The animals are tupelo wood, like the boards and the chariot, the figures fanciful: dolphin, seal, seahorse, dragon, unicorn, goat, giraffe, ostrich, and leaping deer; a bobcat with tufted ears, a brute of a brown bear — there’re those. Horses, too, if you didn’t mind that some are a little odder than others. One’s an Indian pony, with a blanket saddle and no reins; another’s tall, broad and bejeweled, a lance set through the rings in its armor; still another’s a dandy little gray with fangs, and batwings half-furled against its sides. I remembered them all — some more fondly than others.
Gingerly, I took a single step forward.
Force flowed and flowered, prickly against my skin; the wards resisted me, then yielded. I tasted mint and honey — a tattered remnant of Gran’s signature — and then I was inside.
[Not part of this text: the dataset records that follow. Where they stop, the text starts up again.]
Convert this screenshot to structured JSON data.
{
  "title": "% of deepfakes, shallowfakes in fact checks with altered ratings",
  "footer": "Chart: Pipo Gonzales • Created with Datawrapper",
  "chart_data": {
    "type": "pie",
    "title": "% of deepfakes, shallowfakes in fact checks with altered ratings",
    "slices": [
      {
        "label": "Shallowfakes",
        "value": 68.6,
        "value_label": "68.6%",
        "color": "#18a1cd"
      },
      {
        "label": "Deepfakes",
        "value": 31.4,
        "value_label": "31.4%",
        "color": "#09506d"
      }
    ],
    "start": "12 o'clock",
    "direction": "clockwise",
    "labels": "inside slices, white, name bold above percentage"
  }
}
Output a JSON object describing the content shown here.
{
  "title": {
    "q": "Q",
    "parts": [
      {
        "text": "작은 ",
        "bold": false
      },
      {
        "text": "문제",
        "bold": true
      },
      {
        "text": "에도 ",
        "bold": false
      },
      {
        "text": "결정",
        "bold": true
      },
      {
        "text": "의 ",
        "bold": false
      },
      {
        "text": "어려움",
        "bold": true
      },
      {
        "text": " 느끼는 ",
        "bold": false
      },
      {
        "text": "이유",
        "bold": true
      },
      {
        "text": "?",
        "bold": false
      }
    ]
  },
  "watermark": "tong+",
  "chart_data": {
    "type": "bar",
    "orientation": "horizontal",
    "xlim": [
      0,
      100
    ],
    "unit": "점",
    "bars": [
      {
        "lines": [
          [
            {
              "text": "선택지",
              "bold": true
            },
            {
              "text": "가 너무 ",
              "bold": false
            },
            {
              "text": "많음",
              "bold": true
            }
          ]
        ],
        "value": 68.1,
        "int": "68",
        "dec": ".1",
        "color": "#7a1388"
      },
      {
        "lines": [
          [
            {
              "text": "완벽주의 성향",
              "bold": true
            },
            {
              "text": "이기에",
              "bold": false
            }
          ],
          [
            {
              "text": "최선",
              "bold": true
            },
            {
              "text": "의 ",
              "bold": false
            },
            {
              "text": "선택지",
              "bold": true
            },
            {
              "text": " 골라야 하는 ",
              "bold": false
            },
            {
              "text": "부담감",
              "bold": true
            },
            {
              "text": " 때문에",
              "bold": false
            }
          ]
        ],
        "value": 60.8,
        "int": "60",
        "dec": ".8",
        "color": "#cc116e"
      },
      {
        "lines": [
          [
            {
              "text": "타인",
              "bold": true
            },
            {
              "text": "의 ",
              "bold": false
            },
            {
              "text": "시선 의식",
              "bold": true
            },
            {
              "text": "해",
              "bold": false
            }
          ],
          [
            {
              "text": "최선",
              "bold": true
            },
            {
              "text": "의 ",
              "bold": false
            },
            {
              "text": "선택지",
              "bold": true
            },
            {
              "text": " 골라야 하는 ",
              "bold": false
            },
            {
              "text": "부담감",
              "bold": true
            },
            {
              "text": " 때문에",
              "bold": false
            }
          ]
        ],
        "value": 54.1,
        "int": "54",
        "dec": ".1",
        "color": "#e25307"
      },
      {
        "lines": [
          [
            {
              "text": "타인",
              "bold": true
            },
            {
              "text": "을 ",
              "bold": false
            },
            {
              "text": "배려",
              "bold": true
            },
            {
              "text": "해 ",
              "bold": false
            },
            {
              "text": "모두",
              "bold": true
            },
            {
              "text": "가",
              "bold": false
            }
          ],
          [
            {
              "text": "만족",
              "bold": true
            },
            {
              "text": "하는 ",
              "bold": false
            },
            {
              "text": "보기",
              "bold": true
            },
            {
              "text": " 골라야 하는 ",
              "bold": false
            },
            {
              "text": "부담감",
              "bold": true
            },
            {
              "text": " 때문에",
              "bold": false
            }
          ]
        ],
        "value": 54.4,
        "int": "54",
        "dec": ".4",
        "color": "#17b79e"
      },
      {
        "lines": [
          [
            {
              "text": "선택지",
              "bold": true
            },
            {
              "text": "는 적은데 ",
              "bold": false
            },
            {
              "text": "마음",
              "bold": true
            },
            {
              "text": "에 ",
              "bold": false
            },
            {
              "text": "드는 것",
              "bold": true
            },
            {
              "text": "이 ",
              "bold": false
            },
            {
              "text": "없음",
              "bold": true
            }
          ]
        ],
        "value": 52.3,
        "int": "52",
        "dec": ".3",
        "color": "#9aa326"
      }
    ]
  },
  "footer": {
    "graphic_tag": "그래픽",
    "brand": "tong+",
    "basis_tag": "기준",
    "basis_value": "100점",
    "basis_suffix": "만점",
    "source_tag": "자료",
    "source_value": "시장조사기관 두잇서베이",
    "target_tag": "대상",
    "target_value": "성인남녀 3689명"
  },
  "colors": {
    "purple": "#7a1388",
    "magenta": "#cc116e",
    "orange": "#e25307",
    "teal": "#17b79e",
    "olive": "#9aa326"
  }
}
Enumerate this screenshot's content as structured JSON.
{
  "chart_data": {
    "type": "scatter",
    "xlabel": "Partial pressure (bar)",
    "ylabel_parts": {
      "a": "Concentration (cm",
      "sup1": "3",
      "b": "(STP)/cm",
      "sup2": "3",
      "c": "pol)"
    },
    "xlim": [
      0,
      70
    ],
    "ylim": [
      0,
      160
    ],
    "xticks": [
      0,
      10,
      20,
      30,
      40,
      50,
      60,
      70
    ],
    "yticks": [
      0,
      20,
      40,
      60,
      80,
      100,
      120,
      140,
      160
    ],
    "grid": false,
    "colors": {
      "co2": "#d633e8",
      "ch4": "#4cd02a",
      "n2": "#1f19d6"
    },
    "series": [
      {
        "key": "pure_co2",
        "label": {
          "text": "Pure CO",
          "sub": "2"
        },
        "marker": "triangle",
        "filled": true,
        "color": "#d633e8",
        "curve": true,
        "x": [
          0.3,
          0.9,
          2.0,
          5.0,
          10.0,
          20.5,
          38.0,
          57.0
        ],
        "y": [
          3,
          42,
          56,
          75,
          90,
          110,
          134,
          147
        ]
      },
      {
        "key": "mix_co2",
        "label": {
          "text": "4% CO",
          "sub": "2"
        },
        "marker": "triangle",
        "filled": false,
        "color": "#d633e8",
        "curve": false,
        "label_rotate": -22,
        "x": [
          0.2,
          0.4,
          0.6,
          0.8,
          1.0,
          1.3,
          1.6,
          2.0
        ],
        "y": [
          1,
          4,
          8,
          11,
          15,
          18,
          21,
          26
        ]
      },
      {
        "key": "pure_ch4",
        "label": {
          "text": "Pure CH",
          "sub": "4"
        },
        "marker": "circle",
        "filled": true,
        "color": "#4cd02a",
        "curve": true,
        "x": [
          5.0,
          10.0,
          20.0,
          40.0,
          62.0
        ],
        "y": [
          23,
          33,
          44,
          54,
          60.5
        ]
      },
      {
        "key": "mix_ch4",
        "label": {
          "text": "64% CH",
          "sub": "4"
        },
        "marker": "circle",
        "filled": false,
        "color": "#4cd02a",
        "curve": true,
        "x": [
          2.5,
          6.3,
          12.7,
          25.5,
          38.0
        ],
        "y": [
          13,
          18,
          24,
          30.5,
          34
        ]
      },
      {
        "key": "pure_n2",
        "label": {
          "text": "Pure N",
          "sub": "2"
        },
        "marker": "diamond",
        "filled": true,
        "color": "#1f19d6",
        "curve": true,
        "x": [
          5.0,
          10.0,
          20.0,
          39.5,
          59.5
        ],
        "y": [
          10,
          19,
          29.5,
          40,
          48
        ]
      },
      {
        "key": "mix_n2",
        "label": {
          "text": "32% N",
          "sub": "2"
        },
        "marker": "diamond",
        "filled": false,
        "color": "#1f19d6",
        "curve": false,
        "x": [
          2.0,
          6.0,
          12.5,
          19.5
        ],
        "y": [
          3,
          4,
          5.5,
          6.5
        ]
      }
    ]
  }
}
I took another step, which wasn’t as easy as you might suppose — and one more, going by touch and memory, senses dazzled by the interplay of force. . . My fingers touched a clammy metal door; I yanked it open and hit the switch.
Electric light filled the space, melting the worst of the shadows. I sighed and sagged, shivering, against the post, considering the reality of the situation.
The animals looked dull in the ordinary light, their jewels clearly faux, the unicorn’s horn listing a touch to the right. The bobcat was slightly misshapen, the bear a bit mangy, the brass bits on the orchestrion cloudy and showing a greenish sheen. Nothing that couldn’t be put right with spit, polish and paint, though it would be a job for one person working alone — but that wasn’t the worst of the work to be done.
And how it was going to get done before the start of the Early Season on May 14, God alone knew. Just my luck the carousel was one of Fun Country’s treasured Name Rides.
I sighed. Forcefully. Dammit, I was so going to give Gran an earful when I caught up with her.
A little voice muttered a worried if from the back of my head, but there wasn’t any use borrowing trouble. Her tree was healthy, and she had to be somewhere in Archers Beach. Unfortunately, until I got hold of Gran, the carousel — and its occupants — were mine to deal with.
And may God have mercy on my soul. So to speak.